# Where to get egg cartons?



## casey15 (Aug 1, 2012)

Where could I get empty egg cartons/egg trays? I need them for my dubia roach colony I'm starting. Would grocery stores let me have the empty ones?


----------



## Carnicero (Aug 1, 2012)

Just go to your local supermarket and ask for some or for them to hold you some on the side. I work in a supermarket and see plenty of the carton trays go into the cardboard baler every week. Its where im going to get mine when I start my dubia colony


----------



## james.w (Aug 1, 2012)

Grocery stores, bakeries, breakfast cafes, etc. Just make sure they are clean and don't have anything on them. I got about 40 from a breakfast cafe and only about 10 were usable. You can also order them from roachcafe.com


----------



## abominable666 (Aug 1, 2012)

I also recently started a dubia colony. I got my egg cartons from the local Petco. They get tons of em every time they get e new shipment of crickets so they usually have lots in back. I just asked and she gave me like 30 of em.


----------



## Dubya (Aug 1, 2012)

Try Agway. I get them for my chickens from there. A little pricey, about $.45 per carton.


----------



## larissalurid (Aug 5, 2012)

They are sold in bulk on ebay as well.

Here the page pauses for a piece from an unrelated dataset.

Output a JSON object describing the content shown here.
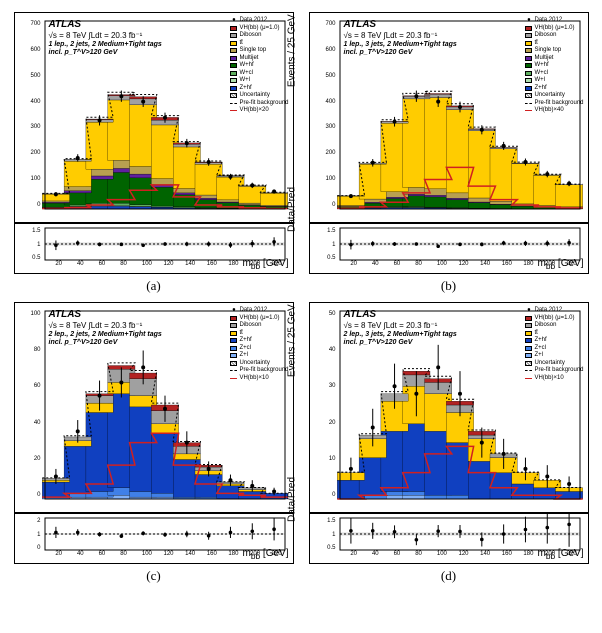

Or you can open a regular egg carton, then super glue 2 back to back to have a double sided thing that will be the same height and width.


----------



## jondancer (Aug 6, 2012)

i get them from the mexicans in my area that sell breakfast burritos . they use alot of eggs.


----------



## Thelegendofcharlie (Aug 6, 2012)

jondancer said:


> i get them from the mexicans in my area that sell breakfast burritos . they use alot of eggs.



I beleive they prefer to be called huevos.


----------